A repo for tracking gaps in Translator data and finding ways to fill them.
7 stars 0 forks source link

Gene `tp53` returns human gene, but not mouse gene #470

Open gaurav opened 1 year ago

gaurav commented 1 year ago

This is because the human gene has a preferred label of tp53, while the mouse gene has a preferred label of trp53. It is therefore being sorted below all the other genes that have a preferred label of tp53. I'll try to turn off preferred label boosting and see if that fixes this issue without causing problems with other searches.

Reported by @Genomewide

gaurav commented 1 year ago

This doesn't seem to be fixed by just turning off preferred label boosting, and it doesn't help that the mouse gene doesn't currently include tp53 as a synonym:

{
  "NCBIGene:7157": [
    "TRP53",
    "tumor suppressor p53",
    "TP53 gene",
    "gene p53",
    "p53 tumor suppressor",
    "p53 oncogene",
    "Genes, p53",
    "LFS1",
    "p53 Genes",
    "p53 tumor suppressor gene",
    "TP A 053 GENES",
    "LFS1",
    "p53",
    "TP53 Gene",
    "TP53",
    "Gene, p53",
    "Gene, TP53",
    "p53",
    "P A 053 GENES",
    "Li-Fraumeni syndrome",
    "GENES TP 053",
    "TP53 Genes",
    "TUMOR PROTEIN p53",
    "P53",
    "p53 Gene",
    "Li-Fraumeni syndrome",
    "p53 gene",
    "Tumor Protein P53 (Li-Fraumeni Syndrome) Gene",
    "tumor protein p53",
    "Genes, TP53",
    "GENES P 053",
    "TRANSFORMATION-RELATED PROTEIN 53",
    "tp53"
  ],
  "NCBIGene:22059": [
    "Trp53 (Mmus)",
    "Trp53"
  ]
}

So, possible solutions:

  1. Look for more synonyms on the mouse genes (possibly by conflating with proteins)
  2. Use information from identical synonyms to connect concepts (e.g. note that both of these genes have the same synonym, "TRP53" -- maybe we could use that to recommend alternate searches or combine results)
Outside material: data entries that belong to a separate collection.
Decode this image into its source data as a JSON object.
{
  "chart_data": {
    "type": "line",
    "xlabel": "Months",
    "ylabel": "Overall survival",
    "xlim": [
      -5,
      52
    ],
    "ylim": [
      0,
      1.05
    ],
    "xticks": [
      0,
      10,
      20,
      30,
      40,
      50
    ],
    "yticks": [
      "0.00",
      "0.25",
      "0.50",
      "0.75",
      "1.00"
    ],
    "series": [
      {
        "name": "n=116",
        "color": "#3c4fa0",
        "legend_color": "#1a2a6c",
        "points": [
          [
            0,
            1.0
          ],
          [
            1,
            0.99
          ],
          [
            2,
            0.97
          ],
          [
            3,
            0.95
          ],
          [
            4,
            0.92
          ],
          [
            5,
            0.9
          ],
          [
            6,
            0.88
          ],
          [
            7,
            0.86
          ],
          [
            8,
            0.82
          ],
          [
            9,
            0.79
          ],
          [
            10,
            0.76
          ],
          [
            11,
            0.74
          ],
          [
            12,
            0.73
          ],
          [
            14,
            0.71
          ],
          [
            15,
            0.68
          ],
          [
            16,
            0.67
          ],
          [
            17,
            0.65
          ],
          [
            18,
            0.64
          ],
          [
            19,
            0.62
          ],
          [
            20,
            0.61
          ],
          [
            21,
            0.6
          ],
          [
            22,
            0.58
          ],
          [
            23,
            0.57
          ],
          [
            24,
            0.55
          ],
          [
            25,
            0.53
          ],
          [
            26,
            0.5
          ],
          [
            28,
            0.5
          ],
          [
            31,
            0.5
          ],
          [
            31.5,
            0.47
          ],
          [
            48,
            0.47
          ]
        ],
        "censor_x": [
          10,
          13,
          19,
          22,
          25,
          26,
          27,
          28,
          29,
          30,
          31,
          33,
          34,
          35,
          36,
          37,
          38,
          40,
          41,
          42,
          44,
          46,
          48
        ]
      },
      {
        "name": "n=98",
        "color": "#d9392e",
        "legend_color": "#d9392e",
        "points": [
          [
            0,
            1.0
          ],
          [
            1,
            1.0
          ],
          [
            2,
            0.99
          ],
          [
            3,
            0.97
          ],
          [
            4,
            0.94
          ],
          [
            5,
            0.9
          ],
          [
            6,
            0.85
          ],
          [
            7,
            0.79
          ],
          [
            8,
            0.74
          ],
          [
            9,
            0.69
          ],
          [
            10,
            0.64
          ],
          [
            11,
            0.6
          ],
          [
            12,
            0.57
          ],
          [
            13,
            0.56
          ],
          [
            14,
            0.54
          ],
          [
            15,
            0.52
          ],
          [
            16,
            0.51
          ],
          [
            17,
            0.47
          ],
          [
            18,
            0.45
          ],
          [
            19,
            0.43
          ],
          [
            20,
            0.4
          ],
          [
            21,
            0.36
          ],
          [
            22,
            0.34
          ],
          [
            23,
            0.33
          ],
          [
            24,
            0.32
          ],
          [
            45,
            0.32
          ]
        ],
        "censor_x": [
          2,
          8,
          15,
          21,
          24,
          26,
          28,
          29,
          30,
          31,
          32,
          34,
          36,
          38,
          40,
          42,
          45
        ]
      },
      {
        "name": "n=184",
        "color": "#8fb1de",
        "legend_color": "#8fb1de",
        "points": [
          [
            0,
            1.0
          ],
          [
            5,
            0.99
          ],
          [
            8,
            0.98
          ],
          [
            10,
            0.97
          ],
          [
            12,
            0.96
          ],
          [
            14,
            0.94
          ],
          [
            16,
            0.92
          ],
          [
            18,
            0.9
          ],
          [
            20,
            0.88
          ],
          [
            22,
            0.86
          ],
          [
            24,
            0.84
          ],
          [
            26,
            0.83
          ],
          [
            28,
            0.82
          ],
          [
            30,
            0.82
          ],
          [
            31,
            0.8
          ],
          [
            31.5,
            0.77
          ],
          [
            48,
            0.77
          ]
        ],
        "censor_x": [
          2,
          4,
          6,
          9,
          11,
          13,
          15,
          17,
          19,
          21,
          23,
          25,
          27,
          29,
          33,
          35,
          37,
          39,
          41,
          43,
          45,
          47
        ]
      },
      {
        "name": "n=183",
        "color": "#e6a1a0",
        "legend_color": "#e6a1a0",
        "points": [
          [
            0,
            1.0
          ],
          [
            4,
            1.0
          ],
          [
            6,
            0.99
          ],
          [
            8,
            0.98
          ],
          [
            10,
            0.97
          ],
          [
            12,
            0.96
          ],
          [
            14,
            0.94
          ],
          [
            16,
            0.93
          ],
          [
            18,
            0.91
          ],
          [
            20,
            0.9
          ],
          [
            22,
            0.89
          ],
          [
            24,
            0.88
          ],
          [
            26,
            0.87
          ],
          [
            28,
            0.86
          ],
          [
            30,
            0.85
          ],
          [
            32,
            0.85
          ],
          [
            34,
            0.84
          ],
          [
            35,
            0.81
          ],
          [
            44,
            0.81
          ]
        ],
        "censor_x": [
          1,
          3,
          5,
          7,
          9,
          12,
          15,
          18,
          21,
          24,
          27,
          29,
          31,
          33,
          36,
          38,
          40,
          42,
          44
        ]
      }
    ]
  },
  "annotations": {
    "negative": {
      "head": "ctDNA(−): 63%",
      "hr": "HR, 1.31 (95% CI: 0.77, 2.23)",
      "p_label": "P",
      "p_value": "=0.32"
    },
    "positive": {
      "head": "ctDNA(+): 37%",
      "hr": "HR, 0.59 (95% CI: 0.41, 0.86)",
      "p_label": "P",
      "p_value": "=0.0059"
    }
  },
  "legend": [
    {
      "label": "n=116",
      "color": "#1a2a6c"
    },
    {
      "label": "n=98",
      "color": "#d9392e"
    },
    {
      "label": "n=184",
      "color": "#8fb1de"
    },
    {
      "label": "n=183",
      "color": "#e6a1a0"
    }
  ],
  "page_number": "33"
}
I'll take this up again after the Relay.

Genomewide commented 1 year ago

I think it would be interesting to conflate the protein IDs with these. Definitely worth discussing.
I think that if the mouse gene does not have an alias that not showing it is probably right. So, I am not so concerned that it does not. But expanding the search for the genes would be worth while.

gaurav commented 1 month ago
  1. Actually, conflating with proteins won't help in this case, since that doesn't pull in trp53 or (apparently) any mouse genes -- only human genes.
  2. NameLookup now supports filtering by taxa on genes -- so you can ask for genes named "tp53" for humans, mice, rats and zebrafish -- however, trp52 (Mmus) is the 86th item on that list, and I don't think anybody will have the patience to scroll that far down the list.

I don't think this is a super high priority, so I'm going to schedule it for Hammerhead. But if anybody has any idea why tp53 has a different name in mice, or knows of a database that includes "tp53" as a synonym for trp53 (Mmus), please let me know!